Due to a combination of factors ranging from introduced non-native species to land-use, Australia now has the planet’s worst modern record of mammal extinctions: Ten percent of species have been lost, and 43 percent of all terrestrial species are at least “near threatened.” RHDV, a naturally occurring pathogen of rabbits, was identified as a potential biological control agent, and pre-release trials were conducted offshore on an island in South Australia. But the virus escaped containment in September of 1995 and spread throughout the southern Australian mainland.

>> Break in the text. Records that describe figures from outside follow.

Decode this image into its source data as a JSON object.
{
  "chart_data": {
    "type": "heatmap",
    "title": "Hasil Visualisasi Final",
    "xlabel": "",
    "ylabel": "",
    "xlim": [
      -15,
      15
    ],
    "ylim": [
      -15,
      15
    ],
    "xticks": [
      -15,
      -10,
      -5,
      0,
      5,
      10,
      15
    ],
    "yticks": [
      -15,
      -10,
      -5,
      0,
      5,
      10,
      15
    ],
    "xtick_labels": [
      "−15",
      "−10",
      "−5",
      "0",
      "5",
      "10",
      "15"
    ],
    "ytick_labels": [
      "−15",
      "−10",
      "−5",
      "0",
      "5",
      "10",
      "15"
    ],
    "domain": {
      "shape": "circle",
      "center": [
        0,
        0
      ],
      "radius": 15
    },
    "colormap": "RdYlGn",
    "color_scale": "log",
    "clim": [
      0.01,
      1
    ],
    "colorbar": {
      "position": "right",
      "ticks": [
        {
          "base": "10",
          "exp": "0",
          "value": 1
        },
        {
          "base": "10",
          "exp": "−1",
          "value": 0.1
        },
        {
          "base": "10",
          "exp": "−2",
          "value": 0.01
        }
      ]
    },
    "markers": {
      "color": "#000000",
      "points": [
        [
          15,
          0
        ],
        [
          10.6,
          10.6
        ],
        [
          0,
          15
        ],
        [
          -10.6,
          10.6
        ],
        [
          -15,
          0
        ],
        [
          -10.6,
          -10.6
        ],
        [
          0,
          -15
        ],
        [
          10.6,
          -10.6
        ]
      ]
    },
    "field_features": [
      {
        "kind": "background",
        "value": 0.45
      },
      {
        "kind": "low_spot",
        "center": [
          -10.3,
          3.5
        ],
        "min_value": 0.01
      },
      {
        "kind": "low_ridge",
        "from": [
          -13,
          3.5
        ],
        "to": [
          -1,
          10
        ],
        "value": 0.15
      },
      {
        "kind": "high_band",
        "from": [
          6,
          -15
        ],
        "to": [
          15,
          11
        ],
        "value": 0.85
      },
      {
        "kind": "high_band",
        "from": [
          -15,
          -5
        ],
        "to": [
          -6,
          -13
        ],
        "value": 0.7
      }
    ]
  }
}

To study the response of four native species to the spread of RHDV, a team led by Reece Pedler from South Australia’s Department of Environment, Water and Natural Resources compiled decades’ worth of small mammal and rainfall records from various reports and databases for a 615,000-square-kilometer (237,000-square-mile) study site in northeastern arid inland South Australia. This included three rodents – the dusky hopping-mouse (Notomys fuscus), spinifex hopping-mouse (Notomys alexis), and plains mouse (Pseudomys australis) – and a marsupial micro-predator called the crest-tailed mulgara (Dasycercus cristicauda).
They found that all four small mammals – three of which were listed as “vulnerable” – substantially increased the extent of their occurrences and the area of their occupancy following the RHDV outbreak. And that’s despite low rainfall during the first 14 years after RHDV spread and rabbit numbers crashed.
The dusky hopping-mouse and plains mouse increased their extent of occurrence by 241 to 365 percent, and the crest-tailed mulgara saw a 70-fold increase in its extent of occurrence and a 20-fold increase in its area of occupancy. The small rodents likely benefited from the reduced competition for plants and seeds and also from the protection provided by increased vegetation cover. Additionally, the drop in cats and foxes (which preyed mostly on the rabbits) helped the recovery of not just the small rodents, but also the marsupial micro-predator.